After sharing what I was wrestling with last week, I wanted to also share some other things about Courageous that I really liked. And there was a great deal.
One thing I’ve appreciated about Sherwood Pictures is that their movies tell good stories. They also haven’t been afraid to tackle big issues—infertility and crisis of faith in Facing the Giants, pornography addiction and near divorce (along with realistic fireman peril) in Fireproof , and now fatherhood, gang violence, unemployment, and tragedy in Courageous. We novelists are often told to “raise the stakes” of our conflict—make it matter more—to bring greater depth to our stories, and this is something I have felt some other Christian films failed to do. In those cases, I didn’t care that much about the characters or the outcome, because there just wasn’t that big of a problem. With Courageous, from the startling first scene to the end, I definitely cared.
The movie also dealt, very believably to me, with the loss of a loved one. I don’t want to give too much away, but it isn’t often a movie sends tears not only to my eyes but down my cheeks. My family has been through grief—from the death of grandparents to the loss of three babies, and I found the portrayal of family in the movie very real…the shock, the gray daze afterwards, the “why” and questioning yourself and God, the curling in a ball sobbing. The starting to realize you’re going to be all right someday, and even starting to laugh again…only to have the grief strike anew. This family began to be okay, eventually, just as by God’s grace my family is…but to quote the movie, “You do heal, but you’re never the same.”

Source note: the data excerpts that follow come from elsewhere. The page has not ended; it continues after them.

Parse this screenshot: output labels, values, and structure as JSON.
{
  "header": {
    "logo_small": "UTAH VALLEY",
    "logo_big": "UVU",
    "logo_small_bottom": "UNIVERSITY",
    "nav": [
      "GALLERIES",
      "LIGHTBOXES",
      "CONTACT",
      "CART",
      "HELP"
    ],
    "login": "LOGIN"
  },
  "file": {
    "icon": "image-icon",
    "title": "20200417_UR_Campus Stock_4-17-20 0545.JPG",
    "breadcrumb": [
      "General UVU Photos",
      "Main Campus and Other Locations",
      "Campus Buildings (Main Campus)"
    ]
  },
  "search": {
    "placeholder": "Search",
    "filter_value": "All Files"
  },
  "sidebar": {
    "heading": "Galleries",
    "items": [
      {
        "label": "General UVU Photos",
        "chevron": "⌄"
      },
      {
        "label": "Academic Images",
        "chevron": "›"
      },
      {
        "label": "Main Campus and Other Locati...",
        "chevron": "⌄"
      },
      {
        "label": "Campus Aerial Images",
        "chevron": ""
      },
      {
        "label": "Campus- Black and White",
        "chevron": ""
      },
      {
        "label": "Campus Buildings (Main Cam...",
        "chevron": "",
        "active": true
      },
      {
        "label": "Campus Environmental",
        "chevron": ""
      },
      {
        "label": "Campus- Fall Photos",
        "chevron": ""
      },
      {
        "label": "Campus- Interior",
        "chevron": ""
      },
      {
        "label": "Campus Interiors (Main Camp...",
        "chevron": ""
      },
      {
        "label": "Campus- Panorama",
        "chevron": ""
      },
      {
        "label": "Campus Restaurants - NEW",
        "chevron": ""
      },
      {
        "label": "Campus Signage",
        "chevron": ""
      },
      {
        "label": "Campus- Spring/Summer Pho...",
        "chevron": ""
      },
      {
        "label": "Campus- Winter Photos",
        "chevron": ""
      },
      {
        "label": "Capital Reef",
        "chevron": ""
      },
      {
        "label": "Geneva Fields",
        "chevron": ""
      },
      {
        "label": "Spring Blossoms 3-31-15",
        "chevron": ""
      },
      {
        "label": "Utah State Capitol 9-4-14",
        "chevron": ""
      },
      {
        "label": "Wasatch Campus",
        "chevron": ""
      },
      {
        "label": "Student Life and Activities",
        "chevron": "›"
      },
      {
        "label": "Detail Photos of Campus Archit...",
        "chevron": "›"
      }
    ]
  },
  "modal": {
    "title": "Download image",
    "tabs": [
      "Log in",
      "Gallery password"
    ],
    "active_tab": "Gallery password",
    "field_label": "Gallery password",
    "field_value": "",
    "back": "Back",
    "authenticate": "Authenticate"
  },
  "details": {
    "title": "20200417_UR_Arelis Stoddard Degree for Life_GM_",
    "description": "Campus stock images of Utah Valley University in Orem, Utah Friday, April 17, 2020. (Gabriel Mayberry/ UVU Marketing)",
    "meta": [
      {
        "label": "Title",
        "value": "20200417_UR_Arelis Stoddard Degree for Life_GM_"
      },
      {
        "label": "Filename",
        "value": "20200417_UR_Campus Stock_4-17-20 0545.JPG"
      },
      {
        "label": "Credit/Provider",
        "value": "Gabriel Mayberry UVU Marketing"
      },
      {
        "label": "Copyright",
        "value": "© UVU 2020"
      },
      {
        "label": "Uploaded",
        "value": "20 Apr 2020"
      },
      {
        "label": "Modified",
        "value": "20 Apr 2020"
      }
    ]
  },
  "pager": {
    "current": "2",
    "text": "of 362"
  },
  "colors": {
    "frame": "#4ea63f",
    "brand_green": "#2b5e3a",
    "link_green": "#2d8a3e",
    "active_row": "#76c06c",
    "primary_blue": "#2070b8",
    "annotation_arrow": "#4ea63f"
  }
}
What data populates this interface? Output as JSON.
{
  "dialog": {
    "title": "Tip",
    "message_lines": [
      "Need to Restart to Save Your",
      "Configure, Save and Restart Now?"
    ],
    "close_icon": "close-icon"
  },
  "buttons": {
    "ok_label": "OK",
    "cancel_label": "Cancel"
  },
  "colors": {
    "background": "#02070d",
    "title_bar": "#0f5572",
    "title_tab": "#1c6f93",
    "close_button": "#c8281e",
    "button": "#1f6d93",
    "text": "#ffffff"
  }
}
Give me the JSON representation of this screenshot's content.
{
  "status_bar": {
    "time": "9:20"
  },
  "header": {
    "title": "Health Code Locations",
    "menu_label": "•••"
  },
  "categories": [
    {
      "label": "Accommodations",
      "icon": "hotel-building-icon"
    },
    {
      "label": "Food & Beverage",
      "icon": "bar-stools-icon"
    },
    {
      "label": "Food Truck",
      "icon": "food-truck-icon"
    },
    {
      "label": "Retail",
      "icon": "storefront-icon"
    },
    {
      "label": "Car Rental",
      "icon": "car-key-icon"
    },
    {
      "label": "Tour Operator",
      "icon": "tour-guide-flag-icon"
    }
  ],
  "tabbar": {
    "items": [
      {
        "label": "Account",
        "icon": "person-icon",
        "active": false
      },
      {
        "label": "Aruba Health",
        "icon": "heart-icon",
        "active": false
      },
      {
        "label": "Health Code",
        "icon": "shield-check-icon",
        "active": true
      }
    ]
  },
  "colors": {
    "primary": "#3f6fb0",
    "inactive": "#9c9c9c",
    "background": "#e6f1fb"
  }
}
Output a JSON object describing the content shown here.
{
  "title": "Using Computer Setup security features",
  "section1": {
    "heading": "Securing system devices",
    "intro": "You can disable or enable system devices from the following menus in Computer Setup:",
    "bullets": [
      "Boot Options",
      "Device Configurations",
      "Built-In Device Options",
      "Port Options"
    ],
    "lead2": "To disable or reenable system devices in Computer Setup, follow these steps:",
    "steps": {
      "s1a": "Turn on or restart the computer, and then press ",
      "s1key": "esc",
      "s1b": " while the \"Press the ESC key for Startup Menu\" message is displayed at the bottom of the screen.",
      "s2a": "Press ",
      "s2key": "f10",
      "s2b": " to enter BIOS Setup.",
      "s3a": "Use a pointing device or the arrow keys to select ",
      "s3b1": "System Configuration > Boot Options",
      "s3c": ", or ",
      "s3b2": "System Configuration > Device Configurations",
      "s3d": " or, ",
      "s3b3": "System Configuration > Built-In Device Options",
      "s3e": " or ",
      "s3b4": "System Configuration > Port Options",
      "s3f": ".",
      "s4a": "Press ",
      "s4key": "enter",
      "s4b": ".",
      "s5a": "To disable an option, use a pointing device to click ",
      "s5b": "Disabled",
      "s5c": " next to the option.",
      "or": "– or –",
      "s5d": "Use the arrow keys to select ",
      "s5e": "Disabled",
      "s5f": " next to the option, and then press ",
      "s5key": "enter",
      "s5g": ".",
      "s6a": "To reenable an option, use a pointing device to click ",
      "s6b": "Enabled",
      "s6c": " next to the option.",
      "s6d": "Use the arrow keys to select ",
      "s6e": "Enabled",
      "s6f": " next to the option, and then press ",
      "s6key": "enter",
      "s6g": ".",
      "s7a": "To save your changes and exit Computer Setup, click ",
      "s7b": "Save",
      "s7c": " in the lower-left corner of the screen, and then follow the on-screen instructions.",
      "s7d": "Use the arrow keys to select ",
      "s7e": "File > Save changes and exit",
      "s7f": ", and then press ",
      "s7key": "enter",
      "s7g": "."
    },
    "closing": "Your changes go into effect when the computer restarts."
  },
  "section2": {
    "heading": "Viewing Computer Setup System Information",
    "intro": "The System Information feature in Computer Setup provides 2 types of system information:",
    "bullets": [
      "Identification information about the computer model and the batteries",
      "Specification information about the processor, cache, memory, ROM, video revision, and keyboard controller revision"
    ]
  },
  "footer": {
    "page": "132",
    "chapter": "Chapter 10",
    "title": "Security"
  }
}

This is the first Sherwood movie with more than one professional actor in it, with half the roles being Christian actors now and half still played by members of their church. (My sister and I enjoyed guessing who was who.) But nonetheless, the actors in Sherwood movies always manage to make me believe them. I believe their grief and their joy; I care about them, root for them, and—especially in this movie—sit at the edge of my seat for them. And for me, whether a book or movie sweeps me up in the story and characters matters more than each detail of the writing or acting being critique-proof. Much of the acting I found truly good.
But the heart of Courageous is fatherhood. Fathers are often underplayed, neglected, or absent today, with tragic consequences—a fact this movie drives poignantly home. It made me thankful for my daddy and his courageous commitment to love, guide, and protect his girls. I hope this movie reminds fathers of all stages and walks of life how important they are, and draws families closer to each other…and most of all to the Lord, the Father of the fatherless and of all who come to Him.
So is Courageous still playing near you? Check it out and see what you think!